Sahnenin arkasından bin bir surat Atilla Arcan çıkıp geliyor, Gargamel kılığına
girmiş.. “Yakala şirinleri Azman, nerdesin yine lanet olası kedi” diye
bağırıyor.. Yanlış oyundasın beybaba, diyorum usulca, “beybaba senin babandır
uleyyynnn, Kara Murat'ım ben uleyyynn” diye atarlanıyor, “kancık kelleni ödlek
bedeninden ayırmaya geldim”, bir bakıyorum elinde kılıcı uzun saçları keskin
bakışlarıyla Fatih'in fedaisi Kara Murat olmuş.. Tamam abi, diyorum, özür
dilerim.. Ben sadece.. “Bağırmayacaktın Anton, artık ağzının yerini biliyorum”
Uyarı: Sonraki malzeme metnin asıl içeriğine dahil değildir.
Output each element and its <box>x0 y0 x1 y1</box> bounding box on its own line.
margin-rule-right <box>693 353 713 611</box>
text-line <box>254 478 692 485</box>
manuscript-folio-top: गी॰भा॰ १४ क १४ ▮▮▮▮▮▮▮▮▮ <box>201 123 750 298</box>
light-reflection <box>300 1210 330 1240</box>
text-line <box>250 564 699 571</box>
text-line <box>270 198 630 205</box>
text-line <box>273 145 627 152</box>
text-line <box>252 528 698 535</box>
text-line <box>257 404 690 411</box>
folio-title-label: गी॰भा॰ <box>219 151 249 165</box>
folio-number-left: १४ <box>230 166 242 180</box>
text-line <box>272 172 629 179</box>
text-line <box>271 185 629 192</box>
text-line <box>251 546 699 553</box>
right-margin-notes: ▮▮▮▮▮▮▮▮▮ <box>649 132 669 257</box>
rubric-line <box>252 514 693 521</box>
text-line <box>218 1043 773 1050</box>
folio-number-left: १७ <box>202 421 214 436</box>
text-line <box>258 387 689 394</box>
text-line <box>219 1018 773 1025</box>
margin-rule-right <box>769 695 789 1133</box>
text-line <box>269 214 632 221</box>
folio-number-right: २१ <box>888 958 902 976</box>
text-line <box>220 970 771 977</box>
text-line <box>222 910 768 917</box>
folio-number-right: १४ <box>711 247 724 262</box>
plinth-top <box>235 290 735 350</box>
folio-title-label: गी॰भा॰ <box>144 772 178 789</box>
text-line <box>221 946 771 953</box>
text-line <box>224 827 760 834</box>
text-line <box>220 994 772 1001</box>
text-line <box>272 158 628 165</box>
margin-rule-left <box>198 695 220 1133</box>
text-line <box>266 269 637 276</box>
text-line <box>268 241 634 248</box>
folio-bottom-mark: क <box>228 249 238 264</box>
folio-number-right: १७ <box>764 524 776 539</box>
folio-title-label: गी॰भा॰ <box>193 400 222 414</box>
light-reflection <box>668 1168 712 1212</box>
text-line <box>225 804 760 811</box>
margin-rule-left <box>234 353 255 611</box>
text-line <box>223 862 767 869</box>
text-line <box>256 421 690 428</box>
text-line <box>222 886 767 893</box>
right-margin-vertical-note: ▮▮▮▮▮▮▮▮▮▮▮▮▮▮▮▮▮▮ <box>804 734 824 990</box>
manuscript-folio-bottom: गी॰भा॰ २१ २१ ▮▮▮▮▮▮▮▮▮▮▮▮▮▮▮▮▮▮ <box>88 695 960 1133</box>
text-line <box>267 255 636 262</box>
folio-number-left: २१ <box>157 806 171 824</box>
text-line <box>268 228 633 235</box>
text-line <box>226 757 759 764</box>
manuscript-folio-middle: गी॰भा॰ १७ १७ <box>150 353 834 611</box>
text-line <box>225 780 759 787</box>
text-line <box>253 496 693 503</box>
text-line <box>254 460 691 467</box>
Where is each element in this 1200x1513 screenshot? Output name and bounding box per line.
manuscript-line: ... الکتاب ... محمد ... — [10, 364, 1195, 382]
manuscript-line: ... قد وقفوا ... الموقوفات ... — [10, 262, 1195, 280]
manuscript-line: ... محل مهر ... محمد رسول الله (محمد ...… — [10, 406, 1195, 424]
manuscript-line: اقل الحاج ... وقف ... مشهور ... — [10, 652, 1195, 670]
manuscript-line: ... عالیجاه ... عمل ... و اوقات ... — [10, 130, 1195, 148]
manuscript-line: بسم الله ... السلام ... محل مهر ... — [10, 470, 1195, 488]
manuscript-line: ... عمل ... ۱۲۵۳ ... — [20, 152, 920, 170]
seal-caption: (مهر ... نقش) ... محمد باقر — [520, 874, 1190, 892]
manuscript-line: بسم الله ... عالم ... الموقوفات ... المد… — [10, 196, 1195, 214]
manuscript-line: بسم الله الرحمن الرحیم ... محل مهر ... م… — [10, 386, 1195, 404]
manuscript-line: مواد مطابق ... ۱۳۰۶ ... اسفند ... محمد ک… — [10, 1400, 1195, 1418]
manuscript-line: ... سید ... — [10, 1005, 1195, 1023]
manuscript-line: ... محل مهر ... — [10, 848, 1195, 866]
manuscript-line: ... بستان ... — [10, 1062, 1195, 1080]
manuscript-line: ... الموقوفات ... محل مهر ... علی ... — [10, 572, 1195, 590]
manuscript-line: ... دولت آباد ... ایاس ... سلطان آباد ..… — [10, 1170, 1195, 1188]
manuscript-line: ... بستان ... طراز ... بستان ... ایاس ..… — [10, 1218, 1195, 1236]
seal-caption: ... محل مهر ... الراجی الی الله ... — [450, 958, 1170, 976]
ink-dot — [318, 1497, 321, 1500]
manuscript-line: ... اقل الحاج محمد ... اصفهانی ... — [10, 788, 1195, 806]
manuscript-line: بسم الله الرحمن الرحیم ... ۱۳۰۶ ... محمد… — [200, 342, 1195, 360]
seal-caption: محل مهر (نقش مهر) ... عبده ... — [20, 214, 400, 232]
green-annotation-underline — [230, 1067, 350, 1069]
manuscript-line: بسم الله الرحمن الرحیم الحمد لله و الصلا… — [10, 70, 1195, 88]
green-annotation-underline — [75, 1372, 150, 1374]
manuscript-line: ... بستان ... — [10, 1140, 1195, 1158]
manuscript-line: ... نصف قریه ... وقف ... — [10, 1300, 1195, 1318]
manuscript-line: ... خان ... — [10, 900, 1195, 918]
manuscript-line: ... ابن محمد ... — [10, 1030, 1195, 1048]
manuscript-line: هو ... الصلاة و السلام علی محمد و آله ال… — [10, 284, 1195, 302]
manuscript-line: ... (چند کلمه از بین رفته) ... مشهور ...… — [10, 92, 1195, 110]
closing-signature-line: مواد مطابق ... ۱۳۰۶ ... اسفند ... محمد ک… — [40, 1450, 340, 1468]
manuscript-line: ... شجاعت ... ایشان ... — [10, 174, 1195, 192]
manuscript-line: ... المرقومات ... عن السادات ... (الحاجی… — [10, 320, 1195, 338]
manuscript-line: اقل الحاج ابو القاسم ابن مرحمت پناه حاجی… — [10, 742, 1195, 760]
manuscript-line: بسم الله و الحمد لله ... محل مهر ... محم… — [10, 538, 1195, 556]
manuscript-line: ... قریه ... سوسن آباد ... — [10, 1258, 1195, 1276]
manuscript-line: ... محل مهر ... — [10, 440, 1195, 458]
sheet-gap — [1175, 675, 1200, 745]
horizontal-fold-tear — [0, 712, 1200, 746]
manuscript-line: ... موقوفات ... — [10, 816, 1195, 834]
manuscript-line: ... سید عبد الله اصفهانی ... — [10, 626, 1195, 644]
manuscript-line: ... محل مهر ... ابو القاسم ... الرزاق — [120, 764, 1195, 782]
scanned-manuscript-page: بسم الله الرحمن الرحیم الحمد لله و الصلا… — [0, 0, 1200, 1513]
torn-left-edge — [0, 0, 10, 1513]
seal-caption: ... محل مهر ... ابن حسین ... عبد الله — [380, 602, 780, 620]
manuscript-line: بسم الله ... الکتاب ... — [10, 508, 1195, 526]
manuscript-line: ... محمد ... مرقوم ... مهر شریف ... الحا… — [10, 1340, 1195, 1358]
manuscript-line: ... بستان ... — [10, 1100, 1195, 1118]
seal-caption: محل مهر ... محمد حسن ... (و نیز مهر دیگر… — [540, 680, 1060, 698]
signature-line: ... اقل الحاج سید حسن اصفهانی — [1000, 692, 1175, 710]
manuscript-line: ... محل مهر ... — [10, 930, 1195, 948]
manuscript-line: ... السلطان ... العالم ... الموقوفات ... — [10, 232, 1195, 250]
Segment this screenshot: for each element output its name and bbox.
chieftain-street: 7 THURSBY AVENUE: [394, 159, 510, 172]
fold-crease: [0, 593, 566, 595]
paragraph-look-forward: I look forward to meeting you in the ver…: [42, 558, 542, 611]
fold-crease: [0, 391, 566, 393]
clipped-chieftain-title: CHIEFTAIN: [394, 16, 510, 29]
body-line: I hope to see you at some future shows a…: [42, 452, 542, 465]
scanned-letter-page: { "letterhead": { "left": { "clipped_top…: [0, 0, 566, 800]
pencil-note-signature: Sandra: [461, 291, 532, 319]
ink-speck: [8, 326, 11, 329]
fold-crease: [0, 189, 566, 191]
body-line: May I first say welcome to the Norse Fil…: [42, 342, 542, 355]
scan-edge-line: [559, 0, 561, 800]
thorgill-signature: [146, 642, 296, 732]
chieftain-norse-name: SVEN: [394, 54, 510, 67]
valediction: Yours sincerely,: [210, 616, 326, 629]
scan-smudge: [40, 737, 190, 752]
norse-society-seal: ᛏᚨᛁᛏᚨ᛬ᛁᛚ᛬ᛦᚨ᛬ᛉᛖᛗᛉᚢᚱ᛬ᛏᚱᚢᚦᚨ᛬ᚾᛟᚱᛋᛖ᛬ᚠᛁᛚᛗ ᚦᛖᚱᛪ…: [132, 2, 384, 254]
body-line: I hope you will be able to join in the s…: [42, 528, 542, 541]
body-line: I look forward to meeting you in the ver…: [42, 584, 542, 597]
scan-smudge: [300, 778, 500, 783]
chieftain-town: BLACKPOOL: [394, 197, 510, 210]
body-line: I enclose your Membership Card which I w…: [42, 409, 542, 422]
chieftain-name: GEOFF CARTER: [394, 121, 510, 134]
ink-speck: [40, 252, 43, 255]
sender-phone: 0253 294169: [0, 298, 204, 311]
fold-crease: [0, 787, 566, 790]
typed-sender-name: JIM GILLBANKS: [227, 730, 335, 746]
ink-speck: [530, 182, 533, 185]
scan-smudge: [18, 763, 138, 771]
diye devam ediyor.. Belli ki fena kaptırmış kendisini.. Sonra repliğim düşüyor
usuma geri.. “Olmak ya da olmamak.. İşte bütün mesele bu! Düşüncemizin
katlanması mı güzel zalim kaderin
yumruklarına, oklarına, Yoksa diretip bela denizlerine karşı dur, yeter demesi
mi? “.. Göz ucuyla bakıyorum bin bir surata, beni kurtarmış olmanın hazzıyla
göz kırparak çekiliyor sahneden unutulmaz bir Şener Şen taklidiyle.. “Seni hiç
sevmiyorum sütoğlan! Babanı da sevmezdim!”
Asırlarca
dünyada unutulmuş bir hayalet gibi, kimse bilmeden, kimse ilişmeden, kimseye
söylemeden kıyıda köşede yaşadım hep.. Ne sabır, ne öfke ne de diğer duygular;
bilcümle hepsini sıyırıp atalı üzerimden, çıkaralı kollarımdan, düşürüp
yakamdan, fırlatıp paçamdan.. Epey zaman geçti umursuz.. Ruhumun elbisesini
soyup kendi ruhlarının çapsız giysilerini boca etmek istediler üzerime ama
benim ruhumun çıplaklığını, benim ruhumun kıyafetsizliğini görmediler.. Akıl
tutulması dört yanda, sessizlikle düğümlenmiş insanlar dillerinde söylemeye
korktukları ezgilerin nakaratları.. Mühürlenmiş şiirler, kilitlenmiş sözcükler,
esir düşmüş duygular.. Bir seri katil, bir acımasız cellat beynimin
zindanlarında; her gece idamlara yatırıp her sabah sürgünlere yollayan aklımı..
Olmadı.. Olduramadılar.. Ne tel örgüler tutabildi beni, ne mayınlar engel
olabildi, ne çevirmeler durdurabildi ne de sınırlar yıldırabildi.. Pes
etmedim.. Islandı ya rüyalarım dudak izlerinle.. O yeterdi işte bana!
Bir göçük
nah şuramda büyüyüp duruyor kara delik gibi erketeye yatmış bekliyor yokluğuna
katık etmeye.. Heyhat! Hiçbir baskı altında kalmadan, hür irademle, kendi
düşüncemle, söz ve ifade özgürlüğümü kullanarak itiraf ediyorum bir kez daha
seni sevdiğimi.. Tüm dünyaya.. Bütün insanlığa.. Nokta!